In Raleigh, North Carolina, we see a lot of crickets, wasps, bees, lightning bugs, and an occasional cicada. What we don’t have – thank goodness – are scorpions. Those belong far, far away – preferably in other countries or in the Southwest. However, just a few weeks ago, an employee at a grocery store in Raleigh sustained a scorpion sting while working near the bananas in the produce section of the store. Based on the news article, it’s unclear what s/he was doing exactly – perhaps unloading or sorting bananas?

So, would this mean that the stung employee would have a workers’ compensation claim? Based on the limited details from the news article, the answer is “quite possibly.” The Industrial Commission would apply an “increased risk” test to determine whether the employee’s injury from the insect sting arose out of his or her employment, and whether the employment peculiarly exposed the employee to a risk of being stung by a scorpion sting greater than that of other persons in the community. See Minter v. Osborne, 127 N.C. App. 134, 487 S.E.2d 835 (1997).

The case will likely hinge on coworker testimony and expert testimony (i.e. an entomologist testifying about insect habitats and behaviors).
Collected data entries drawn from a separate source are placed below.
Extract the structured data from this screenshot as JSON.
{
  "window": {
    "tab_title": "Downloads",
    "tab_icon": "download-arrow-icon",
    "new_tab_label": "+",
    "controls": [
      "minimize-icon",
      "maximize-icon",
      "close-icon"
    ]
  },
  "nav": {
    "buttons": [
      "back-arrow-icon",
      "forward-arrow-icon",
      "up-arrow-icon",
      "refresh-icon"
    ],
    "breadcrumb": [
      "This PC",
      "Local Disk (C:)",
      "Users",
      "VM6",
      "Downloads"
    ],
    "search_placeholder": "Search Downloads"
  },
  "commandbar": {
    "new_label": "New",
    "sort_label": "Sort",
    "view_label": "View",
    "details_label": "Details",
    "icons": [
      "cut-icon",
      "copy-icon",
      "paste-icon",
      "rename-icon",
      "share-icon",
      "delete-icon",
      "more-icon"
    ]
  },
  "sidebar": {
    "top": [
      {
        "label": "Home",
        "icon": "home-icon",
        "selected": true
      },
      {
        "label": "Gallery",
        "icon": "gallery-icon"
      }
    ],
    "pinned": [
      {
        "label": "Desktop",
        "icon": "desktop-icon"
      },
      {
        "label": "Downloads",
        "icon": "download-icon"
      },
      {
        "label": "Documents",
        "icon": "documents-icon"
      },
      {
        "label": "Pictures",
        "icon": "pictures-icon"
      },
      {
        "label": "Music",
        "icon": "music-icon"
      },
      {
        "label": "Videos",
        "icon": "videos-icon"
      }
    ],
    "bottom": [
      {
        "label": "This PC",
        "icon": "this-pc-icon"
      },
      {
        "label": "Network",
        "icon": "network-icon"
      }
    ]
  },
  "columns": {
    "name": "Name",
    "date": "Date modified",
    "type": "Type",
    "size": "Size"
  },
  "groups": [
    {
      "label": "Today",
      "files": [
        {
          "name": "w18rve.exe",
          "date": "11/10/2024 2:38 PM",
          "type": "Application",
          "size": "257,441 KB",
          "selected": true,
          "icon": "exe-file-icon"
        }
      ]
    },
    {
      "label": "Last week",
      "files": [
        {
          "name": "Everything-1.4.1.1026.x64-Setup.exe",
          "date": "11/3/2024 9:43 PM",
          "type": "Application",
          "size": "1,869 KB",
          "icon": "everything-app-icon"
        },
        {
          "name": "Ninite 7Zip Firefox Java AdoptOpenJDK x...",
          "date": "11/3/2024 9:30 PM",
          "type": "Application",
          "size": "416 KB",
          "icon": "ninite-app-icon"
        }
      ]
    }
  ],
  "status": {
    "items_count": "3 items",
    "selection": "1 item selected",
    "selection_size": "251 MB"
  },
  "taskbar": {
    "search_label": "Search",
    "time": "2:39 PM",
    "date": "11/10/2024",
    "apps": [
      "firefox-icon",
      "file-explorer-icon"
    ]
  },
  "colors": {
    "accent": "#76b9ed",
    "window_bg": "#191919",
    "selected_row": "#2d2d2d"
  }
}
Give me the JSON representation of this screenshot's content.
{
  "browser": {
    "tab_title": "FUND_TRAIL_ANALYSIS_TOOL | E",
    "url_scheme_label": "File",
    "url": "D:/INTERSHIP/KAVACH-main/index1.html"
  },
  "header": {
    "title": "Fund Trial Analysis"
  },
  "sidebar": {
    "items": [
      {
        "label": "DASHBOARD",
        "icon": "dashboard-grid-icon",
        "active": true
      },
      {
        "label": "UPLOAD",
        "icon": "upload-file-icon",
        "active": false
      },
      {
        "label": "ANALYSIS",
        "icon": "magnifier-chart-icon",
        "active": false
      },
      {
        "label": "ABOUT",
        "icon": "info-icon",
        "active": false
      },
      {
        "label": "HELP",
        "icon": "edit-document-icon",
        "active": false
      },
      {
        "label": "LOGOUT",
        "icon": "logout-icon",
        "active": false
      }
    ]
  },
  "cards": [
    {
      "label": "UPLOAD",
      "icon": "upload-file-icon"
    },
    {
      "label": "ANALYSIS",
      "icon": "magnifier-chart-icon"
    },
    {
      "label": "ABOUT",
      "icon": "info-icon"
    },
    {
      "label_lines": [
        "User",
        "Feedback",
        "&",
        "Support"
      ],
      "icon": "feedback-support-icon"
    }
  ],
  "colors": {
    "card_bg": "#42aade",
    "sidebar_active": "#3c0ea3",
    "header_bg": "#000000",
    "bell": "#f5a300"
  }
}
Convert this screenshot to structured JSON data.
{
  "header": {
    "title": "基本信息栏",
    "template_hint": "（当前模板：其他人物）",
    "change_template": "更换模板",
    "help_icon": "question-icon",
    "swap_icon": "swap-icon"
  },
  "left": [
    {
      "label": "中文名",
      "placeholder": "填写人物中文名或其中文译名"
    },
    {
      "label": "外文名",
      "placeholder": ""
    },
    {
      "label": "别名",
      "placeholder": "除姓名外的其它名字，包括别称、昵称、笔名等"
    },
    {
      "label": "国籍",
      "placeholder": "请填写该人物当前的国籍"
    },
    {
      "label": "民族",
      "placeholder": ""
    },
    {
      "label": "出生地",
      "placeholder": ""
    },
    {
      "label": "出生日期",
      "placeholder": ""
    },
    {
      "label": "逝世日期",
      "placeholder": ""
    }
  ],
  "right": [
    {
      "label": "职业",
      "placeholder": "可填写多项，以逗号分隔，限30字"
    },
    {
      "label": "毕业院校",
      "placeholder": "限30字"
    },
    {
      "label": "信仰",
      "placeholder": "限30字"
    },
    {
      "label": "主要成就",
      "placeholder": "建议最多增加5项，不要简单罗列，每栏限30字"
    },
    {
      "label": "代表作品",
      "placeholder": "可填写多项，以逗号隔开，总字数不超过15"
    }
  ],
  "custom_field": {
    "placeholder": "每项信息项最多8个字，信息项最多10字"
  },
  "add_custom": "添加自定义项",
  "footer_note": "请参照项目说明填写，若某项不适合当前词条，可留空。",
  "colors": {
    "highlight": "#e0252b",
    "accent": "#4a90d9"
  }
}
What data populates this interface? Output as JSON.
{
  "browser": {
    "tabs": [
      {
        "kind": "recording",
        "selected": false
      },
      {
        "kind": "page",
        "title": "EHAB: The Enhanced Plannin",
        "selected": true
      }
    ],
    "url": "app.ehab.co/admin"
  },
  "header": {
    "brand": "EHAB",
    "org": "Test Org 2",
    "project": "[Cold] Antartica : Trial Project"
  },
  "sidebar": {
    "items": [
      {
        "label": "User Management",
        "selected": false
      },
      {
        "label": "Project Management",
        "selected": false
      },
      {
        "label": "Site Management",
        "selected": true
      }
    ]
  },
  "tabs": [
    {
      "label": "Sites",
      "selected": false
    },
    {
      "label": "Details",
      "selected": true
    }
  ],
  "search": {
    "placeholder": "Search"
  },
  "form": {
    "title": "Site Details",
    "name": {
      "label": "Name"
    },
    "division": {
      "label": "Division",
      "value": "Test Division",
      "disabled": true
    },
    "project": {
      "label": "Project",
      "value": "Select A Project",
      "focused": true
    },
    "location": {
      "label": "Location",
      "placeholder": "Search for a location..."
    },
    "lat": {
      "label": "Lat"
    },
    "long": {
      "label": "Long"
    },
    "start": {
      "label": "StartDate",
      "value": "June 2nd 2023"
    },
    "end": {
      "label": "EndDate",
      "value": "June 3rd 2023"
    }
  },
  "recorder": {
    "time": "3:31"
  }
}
In this particular example, a local entomologist from North Carolina State University stated that “scorpions and spiders get to the state [North Carolina] from tropical areas by hitchhiking on bananas or other imported produce.” So, based on this statement, it’s likely if the employee was unloading bananas from out-of-state, s/he was at an increased risk due to his/her employment of encountering and subsequently being stung by a scorpion than, for example, I am sitting in my office just down the street.

The compensability of the case is going to center on a lot of factors. Insect bite cases involving workers’ comp issues are highly fact sensitive and quite interesting. Hopefully the injuries are typically minor and heal in a matter of days. However, when there are complications or reactions from an insect bite, it would be wise to consult with an attorney to discuss aspects of the case.